What is the two-digit number?

(I) The difference between the two digits is 9.

(II) The sum of the digits is equal to the difference between the two digits.

  1. A.

    I alone sufficient while II alone not sufficient to answer

  2. B.

    II alone sufficient while I alone not sufficient to answer

  3. C.

    Either I or II alone sufficient to answer

  4. D.

    Both I and II together are not sufficient to answer

Show answer & explanation

Correct answer: A

Concept: A statement in a Data Sufficiency question is sufficient by itself only if it pins down exactly one value once the question's own built-in constraints are applied. For a two-digit number, the built-in constraint is that the tens digit cannot be 0. Each statement must be checked on its own, before ever combining them, to see whether it alone narrows the digits to a single case.

  1. Let the tens digit be x and the units digit be y, so x is from 1 to 9 (a two-digit number's leading digit is never 0) and y is from 0 to 9.

  2. Statement I alone: the difference between the digits is 9, so |x - y| = 9. Since x and y are both single digits, y - x = 9 would need x = 0, which is not allowed, so the only working case is x - y = 9.

  3. Solving x - y = 9 with x from 1 to 9 gives exactly one pair: x = 9, y = 0. No other digit pair fits, so Statement I alone fixes a single number.

  4. Statement II alone: the sum of the digits equals the difference between them, so x + y = |x - y|. If x < y, this needs x = 0, which is invalid, so x >= y and the equation becomes x + y = x - y, which simplifies to y = 0.

  5. With y = 0, x can be any digit from 1 to 9, so nine different values of x each give a valid two-digit number - nine numbers in all, not one.

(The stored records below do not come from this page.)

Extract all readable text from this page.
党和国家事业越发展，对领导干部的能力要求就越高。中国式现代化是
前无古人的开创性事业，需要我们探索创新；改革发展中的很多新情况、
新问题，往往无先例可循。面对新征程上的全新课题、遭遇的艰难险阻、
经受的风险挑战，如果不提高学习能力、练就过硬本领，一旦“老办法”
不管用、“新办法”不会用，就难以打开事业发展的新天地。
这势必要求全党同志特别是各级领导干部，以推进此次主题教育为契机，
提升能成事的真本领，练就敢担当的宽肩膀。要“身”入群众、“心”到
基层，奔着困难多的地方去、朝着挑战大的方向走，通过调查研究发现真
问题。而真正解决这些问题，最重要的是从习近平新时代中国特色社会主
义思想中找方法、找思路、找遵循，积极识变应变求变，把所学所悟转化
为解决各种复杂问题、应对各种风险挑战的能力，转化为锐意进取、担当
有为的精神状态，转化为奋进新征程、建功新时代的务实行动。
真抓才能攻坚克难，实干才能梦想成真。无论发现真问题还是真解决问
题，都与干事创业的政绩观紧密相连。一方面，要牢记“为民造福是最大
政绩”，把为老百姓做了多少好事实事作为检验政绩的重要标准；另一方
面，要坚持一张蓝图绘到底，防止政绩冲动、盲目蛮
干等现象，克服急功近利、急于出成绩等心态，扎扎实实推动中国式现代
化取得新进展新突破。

Statement II alone cannot narrow the digits to a single number.

Cross-check: the number obtained from Statement I (x = 9, y = 0) is one of the nine numbers that also satisfy Statement II's equation, which is why combining both statements still lands on the same case - but that overlap does not mean Statement II is needed: Statement I already narrows the digits to one pair entirely on its own.

So Statement I alone is sufficient to answer the question, while Statement II alone is not sufficient.